Wer in seinem Leben hohe Schulden gemacht hat, die er nicht mehr aus laufenden Einnahmen zurückzahlen konnte, muss oft jahrelang unter dem Druck der Pfändung eines Teils seiner Einnahmen leben. Bis auf einen Freibetrag für das notwendige Existenzminimum wird das Geld von seinem Konto eingezogen – und den Kreditgebern überreicht.
Bei so stark steigenden Preisen für den täglichen Bedarf, zuletzt um über sieben Prozent, ist deshalb diese Nachricht zumindest eine kleine Erleichterung für die Schuldner: Ihr Freibetrag, also das Geld, das ihnen nach der Pfändung bleiben darf, ist am 1. Juli 2022 deutlich angestiegen. Sechs Prozent sollen ihnen mehr verbleiben – das ist ein klares Plus in ihrer Haushaltskasse, das allerdings durch die hohe Inflationsrate wieder aufgefressen wird.
Nach Angaben der Oberhausener Verbraucherzentrale erhöht sich der Pfändungsfreibetrag auf 1340 Euro im Monat – diese Summe ist künftig vor dem Zugriff der Gläubiger geschützt. „Die neuen Pfändungsfreigrenzen gelten ohne Übergangsregelung“, erklärt Leiterin Angelika Wösthoff. „Arbeitgeber und Kreditinstitute müssen den neuen Freibetrag sofort beachten.“ Trotzdem muss die Finanzexpertin eine Warnung aussprechen: Wurden vom Gericht oder der Vollstreckungsstelle öffentlicher Gläubiger individuelle Freibeträge festgesetzt, müssen Schuldner diese selber ändern lassen.

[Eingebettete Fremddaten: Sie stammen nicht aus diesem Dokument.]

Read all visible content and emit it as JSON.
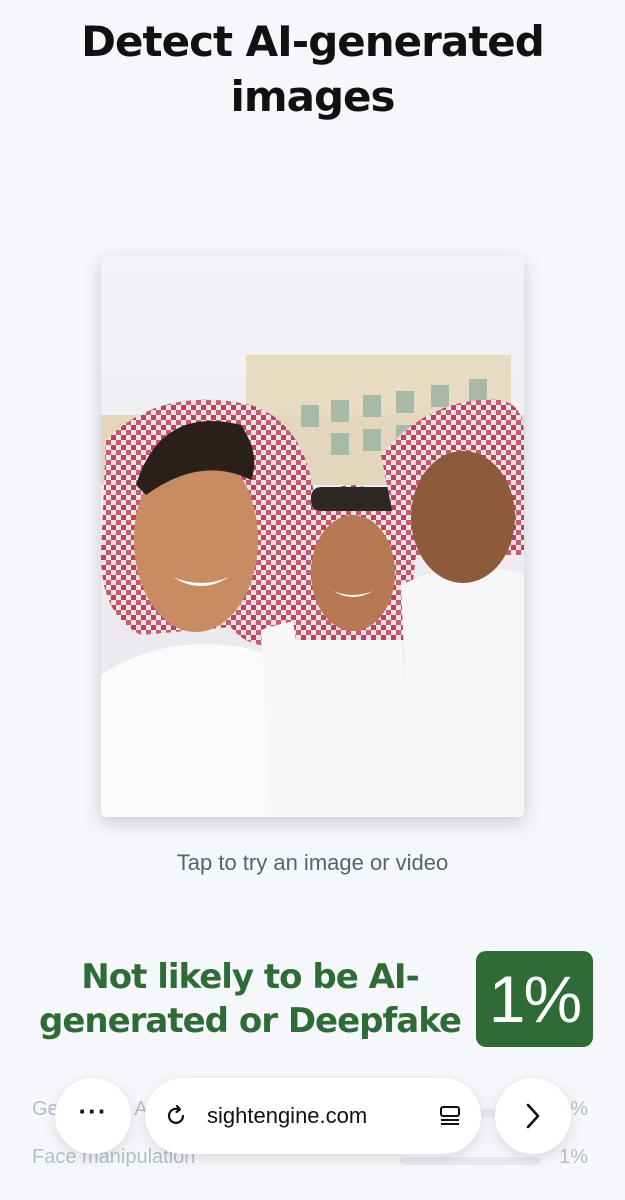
{
  "header": {
    "title_line1": "Detect AI-generated",
    "title_line2": "images"
  },
  "preview": {
    "hint": "Tap to try an image or video"
  },
  "result": {
    "verdict_line1": "Not likely to be AI-",
    "verdict_line2": "generated or Deepfake",
    "score_label": "1%",
    "color": "#2f6b37"
  },
  "metrics": [
    {
      "name": "Generative AI",
      "value": 0.01,
      "label": "1%"
    },
    {
      "name": "Face manipulation",
      "value": 0.01,
      "label": "1%"
    }
  ],
  "browser": {
    "more_icon": "ellipsis-icon",
    "reload_icon": "reload-icon",
    "url": "sightengine.com",
    "reader_icon": "reader-icon",
    "next_icon": "chevron-right-icon"
  }
}
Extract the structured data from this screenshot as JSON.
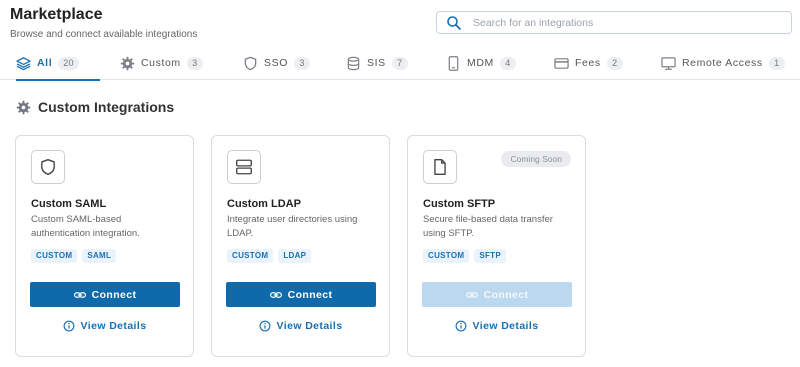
{
  "header": {
    "title": "Marketplace",
    "subtitle": "Browse and connect available integrations",
    "search_placeholder": "Search for an integrations",
    "search_value": ""
  },
  "tabs": [
    {
      "label": "All",
      "count": "20",
      "icon": "layers-icon",
      "active": true
    },
    {
      "label": "Custom",
      "count": "3",
      "icon": "gear-icon",
      "active": false
    },
    {
      "label": "SSO",
      "count": "3",
      "icon": "shield-icon",
      "active": false
    },
    {
      "label": "SIS",
      "count": "7",
      "icon": "database-icon",
      "active": false
    },
    {
      "label": "MDM",
      "count": "4",
      "icon": "mobile-icon",
      "active": false
    },
    {
      "label": "Fees",
      "count": "2",
      "icon": "credit-card-icon",
      "active": false
    },
    {
      "label": "Remote Access",
      "count": "1",
      "icon": "monitor-icon",
      "active": false
    }
  ],
  "section": {
    "title": "Custom Integrations",
    "icon": "gear-icon"
  },
  "cards": [
    {
      "name": "Custom SAML",
      "description": "Custom SAML-based authentication integration.",
      "icon": "shield-icon",
      "tags": [
        "CUSTOM",
        "SAML"
      ],
      "connect_label": "Connect",
      "connect_enabled": true,
      "details_label": "View Details",
      "status_badge": ""
    },
    {
      "name": "Custom LDAP",
      "description": "Integrate user directories using LDAP.",
      "icon": "server-icon",
      "tags": [
        "CUSTOM",
        "LDAP"
      ],
      "connect_label": "Connect",
      "connect_enabled": true,
      "details_label": "View Details",
      "status_badge": ""
    },
    {
      "name": "Custom SFTP",
      "description": "Secure file-based data transfer using SFTP.",
      "icon": "file-icon",
      "tags": [
        "CUSTOM",
        "SFTP"
      ],
      "connect_label": "Connect",
      "connect_enabled": false,
      "details_label": "View Details",
      "status_badge": "Coming Soon"
    }
  ],
  "colors": {
    "accent": "#1a6fb0",
    "button": "#0f6aac",
    "button_disabled": "#bcd8ee",
    "tag_bg": "#eaf3fb"
  }
}
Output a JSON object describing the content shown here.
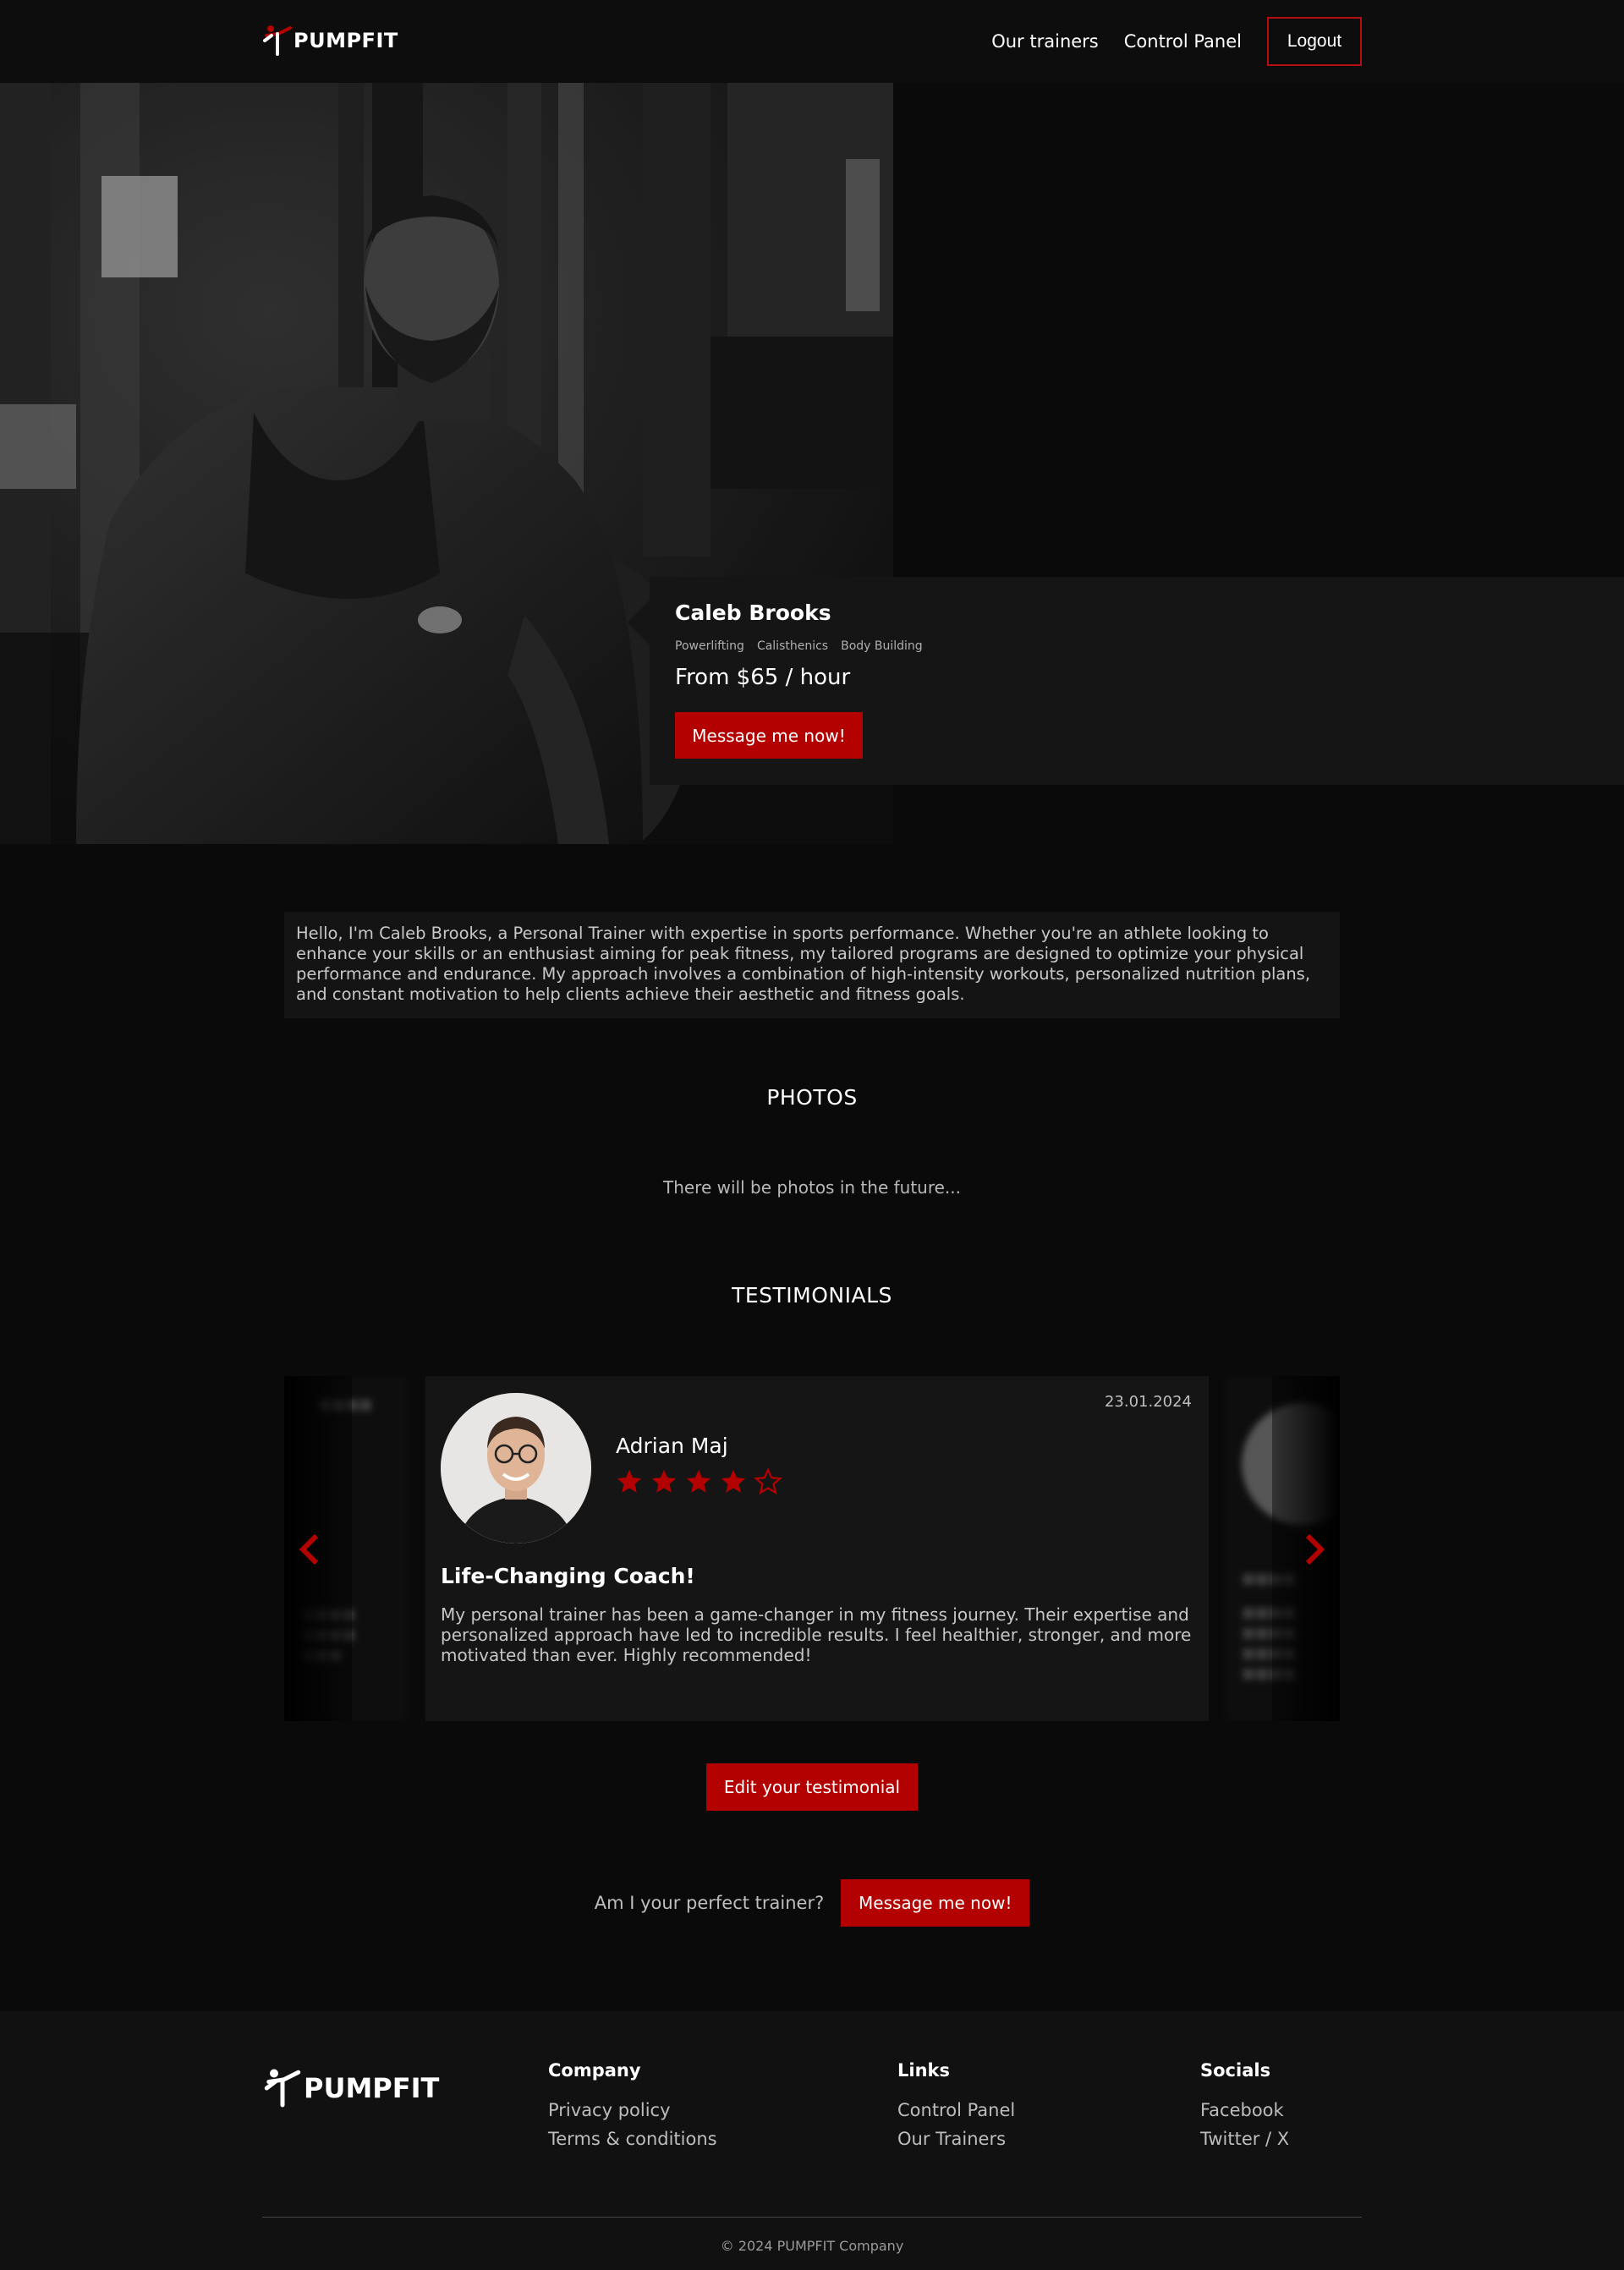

Denn die Details der Pfändungsregeln sind insgesamt recht kompliziert. Deshalb hier nur einige Hinweise und Beispiele:
Erstens: Grundsätzlich sind Arbeitgeber verpflichtet, die neuen Pfändungsfreibeträge automatisch zu beachten, und zwar auch bei schon länger laufenden Pfändungen und Abtretungen. Vorsorglich empfiehlt es sich jedoch, sich beim Arbeitgeber oder Sozialleistungsträger zu erkundigen, ob die neue Pfändungstabelle bekannt ist und angewendet wird.
Zweitens: Die automatische Anpassung an die neuen Freigrenzen gilt auch beim Pfändungsschutzkonto. Kreditinstitute müssen hier sowohl den geänderten Grundfreibetrag von jetzt 1340 Euro als auch die angehobenen Freibeträge für weitere Personen (500,62 Euro für die erste, weitere jeweils 278,90 Euro für die zweite bis fünfte Person) automatisch berücksichtigen. Betroffene müssen keine neuen Bescheinigungen vorlegen.
Drittens: Überweisen Arbeitgeber, Sozialleistungsträger oder Kreditinstitute versehentlich noch nach der alten Tabelle, können Schuldnerinnen von diesen die Auszahlung der irrtümlich an Pfändungsgläubiger zu viel gezahlten Beträge verlangen.
Bisher sind die Pfändungsfreibeträge nur alle zwei Jahre erhöht worden. Seit diesem Jahr gilt jedoch eine Gesetzesänderung, die für Schuldner vorteilhaft ist. Denn künftig wird einmal jährlich dieser Betrag erhöht, bis zu dem kein Geld an den Kreditgeber abgeführt werden darf.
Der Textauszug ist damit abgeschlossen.